When I reviewed the original Silent Hill movie back in 2006, I remember saying something to the effect of it was less about shocks and more about creativity. That is also the case with this sequel, which is part of the original computer game franchise. There are some fascinating creature creations, some of them spawned from the game series and others completely original. The best for me is the huge spider made from mannequin dolls, which holds heads in some of its legs to quickly see around itself. Another artistic creation is the group of macabre nurses, which is only animate when there is noise. In that situation, the nurses attack with scalpels or other dangerous implements with jerking, spasmodic movements.

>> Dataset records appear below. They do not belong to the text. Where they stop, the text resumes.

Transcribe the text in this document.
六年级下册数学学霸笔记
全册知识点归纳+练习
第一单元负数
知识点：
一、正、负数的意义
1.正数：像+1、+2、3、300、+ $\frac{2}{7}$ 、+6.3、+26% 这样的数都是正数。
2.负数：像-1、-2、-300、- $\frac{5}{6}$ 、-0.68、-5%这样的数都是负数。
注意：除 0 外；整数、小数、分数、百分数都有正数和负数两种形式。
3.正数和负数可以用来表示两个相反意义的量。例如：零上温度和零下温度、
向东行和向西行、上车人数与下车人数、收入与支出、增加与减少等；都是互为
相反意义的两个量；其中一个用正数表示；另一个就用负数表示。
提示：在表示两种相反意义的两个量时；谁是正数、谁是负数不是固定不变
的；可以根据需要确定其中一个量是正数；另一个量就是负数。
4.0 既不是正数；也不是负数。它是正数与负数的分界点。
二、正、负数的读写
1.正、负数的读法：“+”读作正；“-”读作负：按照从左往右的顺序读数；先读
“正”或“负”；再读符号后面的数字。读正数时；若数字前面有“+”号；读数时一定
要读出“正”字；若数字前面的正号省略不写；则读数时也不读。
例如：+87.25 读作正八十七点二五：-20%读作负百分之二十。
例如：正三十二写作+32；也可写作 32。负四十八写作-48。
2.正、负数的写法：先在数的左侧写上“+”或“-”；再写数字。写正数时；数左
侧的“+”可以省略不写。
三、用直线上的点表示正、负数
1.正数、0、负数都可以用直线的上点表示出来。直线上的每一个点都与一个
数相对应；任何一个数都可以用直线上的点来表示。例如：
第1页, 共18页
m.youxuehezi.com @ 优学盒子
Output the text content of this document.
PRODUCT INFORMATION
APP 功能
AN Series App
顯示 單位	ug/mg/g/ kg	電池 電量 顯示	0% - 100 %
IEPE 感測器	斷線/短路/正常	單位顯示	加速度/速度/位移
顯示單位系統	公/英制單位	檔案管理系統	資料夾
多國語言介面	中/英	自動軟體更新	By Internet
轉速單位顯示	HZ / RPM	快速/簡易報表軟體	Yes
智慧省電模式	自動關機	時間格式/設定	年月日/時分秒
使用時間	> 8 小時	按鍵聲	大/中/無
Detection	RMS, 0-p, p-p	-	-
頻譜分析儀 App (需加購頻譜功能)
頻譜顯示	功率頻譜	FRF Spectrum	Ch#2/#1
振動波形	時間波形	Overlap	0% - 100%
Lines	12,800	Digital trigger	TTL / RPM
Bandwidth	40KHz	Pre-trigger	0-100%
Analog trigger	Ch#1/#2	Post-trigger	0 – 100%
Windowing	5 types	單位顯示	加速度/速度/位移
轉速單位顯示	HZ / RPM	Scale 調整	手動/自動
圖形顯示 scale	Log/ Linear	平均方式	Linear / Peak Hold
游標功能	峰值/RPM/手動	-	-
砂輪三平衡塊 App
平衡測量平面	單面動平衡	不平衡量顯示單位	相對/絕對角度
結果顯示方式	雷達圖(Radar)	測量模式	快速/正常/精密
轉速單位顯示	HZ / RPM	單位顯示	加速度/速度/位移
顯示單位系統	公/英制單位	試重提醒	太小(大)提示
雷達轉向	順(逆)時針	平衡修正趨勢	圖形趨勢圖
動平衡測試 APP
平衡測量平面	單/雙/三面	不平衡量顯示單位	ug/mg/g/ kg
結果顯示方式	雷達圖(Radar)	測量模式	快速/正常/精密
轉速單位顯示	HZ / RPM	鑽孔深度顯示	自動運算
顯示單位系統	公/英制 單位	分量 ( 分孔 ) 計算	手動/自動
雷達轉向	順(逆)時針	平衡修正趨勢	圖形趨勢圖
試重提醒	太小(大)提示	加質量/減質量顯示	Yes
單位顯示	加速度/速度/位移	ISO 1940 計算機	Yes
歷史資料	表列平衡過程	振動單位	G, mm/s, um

Apparently, dancers were employed in order to carry out the required difficult unnatural movements. Returning from the first film for a second bout of menace is Red Pyramid.
Also returning from the first outing is Sean Bean as Sharon/Heather’s father. I’m surprised I didn’t mention in the first review how woefully miscast this otherwise great actor was. You just aren’t convinced by his role. Some of the dialogue, particularly toward the end, is stilted to say the least, but this film was always going to be about the spectacle. Computer games are somewhat notorious for translating badly to the big screen (Resident Evil wasn’t good, and Tomb Raider was supremely average); however, Silent Hill: Revelation does at least create a darkly beautiful landscape in which you never know what’s around the next corner.
The excellent clarity of the Blu-ray version allows you to take in the plethora of creature creations and special effects, including the falling ash, and in particular how everything changes when the ‘darkness’ comes.
Extras include: Making Silent Hill (entertaining stuff); Universal Attraction (a public Silent Hill reality environment); Audio Commentary with Director Michael J. Bassett (you can’t knock the man’s enthusiasm); an Introduction by Bassett; Deleted and Extended Scenes (probably just as well removed); and a Trailer.